Roach’s experts add flavor to the tale. The first professional we meet is Sue Langstaff, a bona fide wine- and oil-sniffer with a nose as sensitive as a dog’s, who guides Roach through an afternoon of oil tasting (during which Roach hilariously struggles to identify the many variations of oils before her). “Nose Job,” the first section of the book, addresses the role of smell in tasting food, and Roach raises fascinating observations about the difficulty of finding names for smells. Langstaff, meanwhile, describes scents as though they are paintings, thanks to her mega-nose and the Harley Davidson she rides to catch more whiffs of the air.

Humor is indeed an essential ingredient in every part of the journey from the nose to the rectum, and Roach applies it liberally. Even her footnotes avoid being dull.
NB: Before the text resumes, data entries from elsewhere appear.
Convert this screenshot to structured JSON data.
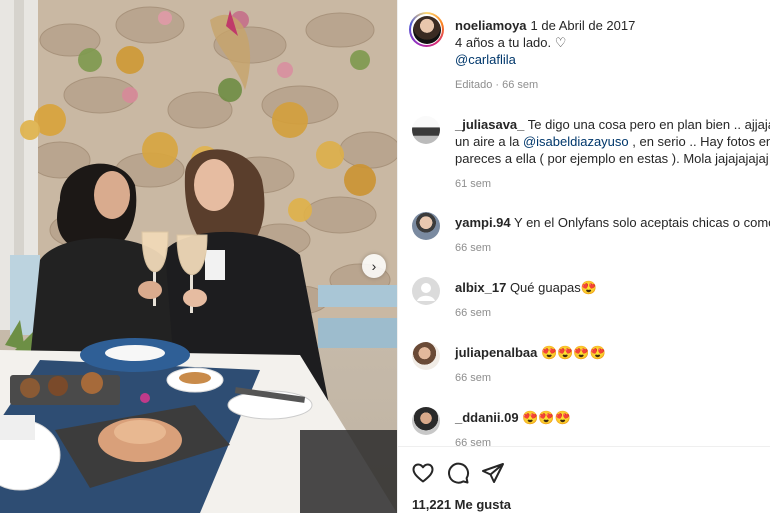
{
  "post": {
    "username": "noeliamoya",
    "date": "1 de Abril de 2017",
    "caption": "4 años a tu lado. ♡",
    "mention": "@carlaflila",
    "edited": "Editado · 66 sem"
  },
  "comments": [
    {
      "username": "_juliasava_",
      "line1": " Te digo una cosa pero en plan bien .. ajjaja Te",
      "line2_pre": "un aire a la ",
      "line2_mention": "@isabeldiazayuso",
      "line2_post": " , en serio .. Hay fotos en cu",
      "line3": "pareces a ella ( por ejemplo en estas ). Mola jajajajajaj",
      "meta": "61 sem"
    },
    {
      "username": "yampi.94",
      "text": " Y en el Onlyfans solo aceptais chicas o como v",
      "meta": "66 sem"
    },
    {
      "username": "albix_17",
      "text": " Qué guapas😍",
      "meta": "66 sem"
    },
    {
      "username": "juliapenalbaa",
      "text": " 😍😍😍😍",
      "meta": "66 sem"
    },
    {
      "username": "_ddanii.09",
      "text": " 😍😍😍",
      "meta": "66 sem"
    }
  ],
  "actions": {
    "like_icon": "heart-icon",
    "comment_icon": "comment-bubble-icon",
    "share_icon": "paper-plane-icon",
    "likes_text": "11,221 Me gusta"
  },
  "photo": {
    "next_icon": "chevron-right-icon"
  }
}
The note that corresponds to the word “uvula,” appearing when Roach visits an oral processing lab, states, “Its full medical name, and my pen name should I ever branch out and write romance novels, is palatine uvula.”

Another funny footnote corresponds to Roach’s description of a feud between Horace Fletcher (the nineteenth-century proponent of the extreme chewing, or “Fletcherizing,” of food so that it is not swallowed as a solid but slides down the throat by default) and John Harvey Kellogg (the nutrition expert of the same era who valued whole grains and brought notoriety to granola). Here, Roach’s footnote points to the men’s rivalry over preferred excretion.
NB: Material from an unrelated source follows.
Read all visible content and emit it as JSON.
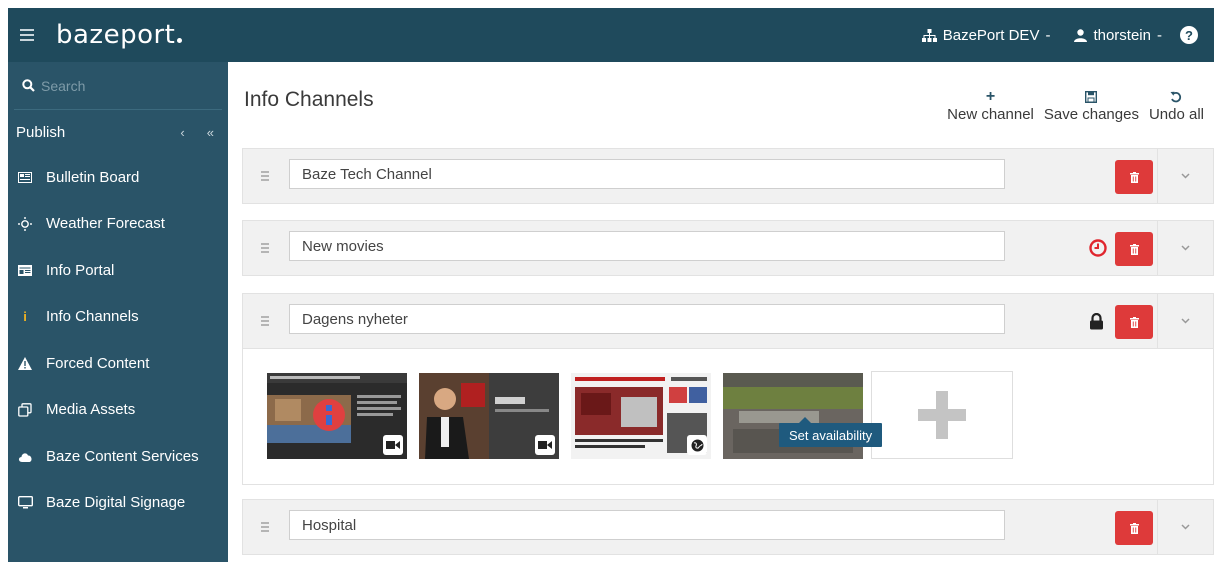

“The two parted ways over feces,” Roach informs us. “Kellogg’s healthful ideal was four loose logs a day; Fletcher’s was a few dry balls once a week. It got personal. ‘His tongue was heavily coated and his breath was highly malodorous,’ sniped Kellogg.”

Her asides are likewise hilarious. When Roach journeys to a California prison notorious for its “hoopers” (prisoners who smuggle in drugs, razor blades, and the occasional iPhone in their rectums) for an interview with an inmate, she first briefly consults a contraband interdiction officer who shows her a collection of bags and boxes containing hooped (rectally smuggled) items. One prisoner, she learns, was caught with two boxes of staples, a pencil sharpener, sharpener blades, and three jumbo binder rings stored in his rectum.

“He became known as ‘OD,’ for ‘Office Depot,’” Roach reports.

In California prison, there’s also the harrowing moment in which Roach discovers the nature of her prisoner interviewee’s crime just moments before meeting with him: he is a murderer.

“I glance down at my list of questions, which includes ‘Might hooping be a form of what the Journal of Homosexuality calls ‘masked anal manipulation’?’” Roach writes, and her readers’ hearts begin to pound alongside hers.

As with most of Roach’s interview subjects, though, her prisoner turns out to be a lovely gentleman who is remorseful of a murder he committed decades ago. He’s also surprisingly adept at explaining the physics of rectal smuggling, a feat that has even Roach wincing.

Much of the charm of “Gulp” is its author’s eternal curiosity and her fearlessness in the pursuit of knowledge. She will truly ask anything, and for that she is often rewarded with peace of mind. For example, when flatulence-expert gastroenterologists Michael Levitt and Julie Furne inform her that hydrogen sulfide, found in gas, is fatal in confined spaces, Roach is up-front about her concern.

“When it’s cold, I tell Furne, I sometimes sleep with my head under the covers,” Roach writes. “Winter is brussels-sprout season, and they’re Ed’s [Roach’s husband’s] favorite side dish.”

Furne assures Roach that the air inside her comforter makes her flatulent husband’s emissions harmless. Roach is relieved, though we aren’t sure what Ed’s opinion about the matter is.

With Roach as our expert rower, our gondola ride along the alimentary canal is scenic but rarely graphic, and it’s always entertaining—she proves to be a cheery, personable tour guide. And the (figurative) cherry on top: perhaps her curiosity about bolus formation was cultivated in a Wesleyan dining hall.